LePage went on to say "He [Eves] worked his entire political career to oppose and threaten charter schools in Maine. He is the mouthpiece for the Maine Education Association. Giving taxpayers' money to a person who has fought so hard against charter schools would be unconscionable." "Former legislator Paul Violette, the past head of the Maine Turnpike Authority, went to jail for enriching himself and misappropriating public money. . . . These former legislators used their political positions to land cushy, high-paying jobs in which they were trusted to use taxpayer money to improve the lives of Mainers. They abused that trust and had to face the consequences of their actions. The same is true of Mark Eves."

On June 24, 2015, Good Will-Hinckley fired Eves.

===Civil lawsuit against LePage===
Eves, as well as Republican State Sen. Roger Katz, criticized LePage for attacking Eves' personal livelihood and family. Eves filed a civil lawsuit against LePage on July 30, 2015, asserting illegal retaliation and blackmail. Eves said he and his office would not be involved in any legislative actions against LePage.
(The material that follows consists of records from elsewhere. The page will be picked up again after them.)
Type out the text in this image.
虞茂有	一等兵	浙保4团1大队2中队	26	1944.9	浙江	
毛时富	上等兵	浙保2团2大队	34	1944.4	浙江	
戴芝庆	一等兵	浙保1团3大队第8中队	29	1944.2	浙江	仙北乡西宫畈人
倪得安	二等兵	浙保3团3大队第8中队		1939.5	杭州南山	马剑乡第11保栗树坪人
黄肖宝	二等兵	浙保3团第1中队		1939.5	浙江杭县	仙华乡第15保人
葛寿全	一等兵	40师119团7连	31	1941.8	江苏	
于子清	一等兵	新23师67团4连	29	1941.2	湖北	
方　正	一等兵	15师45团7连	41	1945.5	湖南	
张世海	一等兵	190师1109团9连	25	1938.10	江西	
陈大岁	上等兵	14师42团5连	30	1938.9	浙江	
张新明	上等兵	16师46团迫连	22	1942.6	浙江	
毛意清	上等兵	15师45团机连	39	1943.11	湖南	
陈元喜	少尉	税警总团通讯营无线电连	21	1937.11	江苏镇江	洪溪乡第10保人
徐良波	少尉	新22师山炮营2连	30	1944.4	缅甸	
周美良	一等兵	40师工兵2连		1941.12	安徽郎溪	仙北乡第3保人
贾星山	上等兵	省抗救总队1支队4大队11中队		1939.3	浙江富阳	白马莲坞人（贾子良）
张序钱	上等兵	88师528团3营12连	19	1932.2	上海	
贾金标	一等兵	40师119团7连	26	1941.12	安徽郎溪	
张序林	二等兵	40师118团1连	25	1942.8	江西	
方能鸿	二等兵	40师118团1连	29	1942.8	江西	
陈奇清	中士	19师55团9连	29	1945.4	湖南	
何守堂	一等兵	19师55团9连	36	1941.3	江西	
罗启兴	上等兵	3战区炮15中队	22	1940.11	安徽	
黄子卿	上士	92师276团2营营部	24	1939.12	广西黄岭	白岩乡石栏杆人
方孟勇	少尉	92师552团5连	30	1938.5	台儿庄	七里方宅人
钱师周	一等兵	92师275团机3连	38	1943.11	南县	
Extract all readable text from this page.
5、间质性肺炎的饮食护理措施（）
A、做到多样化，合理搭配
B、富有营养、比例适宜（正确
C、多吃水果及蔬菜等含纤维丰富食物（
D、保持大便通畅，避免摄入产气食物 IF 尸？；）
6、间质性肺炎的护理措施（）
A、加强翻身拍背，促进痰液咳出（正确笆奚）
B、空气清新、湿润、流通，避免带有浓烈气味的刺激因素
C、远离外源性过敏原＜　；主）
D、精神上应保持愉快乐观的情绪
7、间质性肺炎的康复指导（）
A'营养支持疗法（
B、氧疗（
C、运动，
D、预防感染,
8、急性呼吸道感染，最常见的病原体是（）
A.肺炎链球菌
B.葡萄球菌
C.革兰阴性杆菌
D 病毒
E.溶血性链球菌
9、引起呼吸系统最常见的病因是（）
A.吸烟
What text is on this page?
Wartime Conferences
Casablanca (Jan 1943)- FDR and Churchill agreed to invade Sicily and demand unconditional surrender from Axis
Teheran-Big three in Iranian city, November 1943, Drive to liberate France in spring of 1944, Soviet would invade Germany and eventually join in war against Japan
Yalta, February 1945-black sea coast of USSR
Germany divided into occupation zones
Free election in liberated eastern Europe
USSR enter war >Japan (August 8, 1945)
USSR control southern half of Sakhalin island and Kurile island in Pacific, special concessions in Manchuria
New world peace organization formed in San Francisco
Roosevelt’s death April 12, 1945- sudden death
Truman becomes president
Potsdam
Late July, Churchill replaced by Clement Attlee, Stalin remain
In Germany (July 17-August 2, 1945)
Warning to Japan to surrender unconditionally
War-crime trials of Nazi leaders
On May 3, 2016, U.S. District Judge George Singal dismissed Eves' lawsuit, finding that Governor LePage was entitled to immunity from suit for his actions as the discretion afforded LePage "clearly encompasses advocating for his preferred charter school policy" and the "dispurs[ment of] funds" for MeANS.

On January 26, 2018, the full United States Court of Appeals for the First Circuit in Boston agreed to hear Eves' case, after it had been rejected by a three-judge panel of the court.

== Personal life ==
He met his wife, Laura, while both were seeking master's degrees in marriage and family therapy at Louisville Presbyterian. The pair settled in North Berwick, Maine, around 2002 and have three children.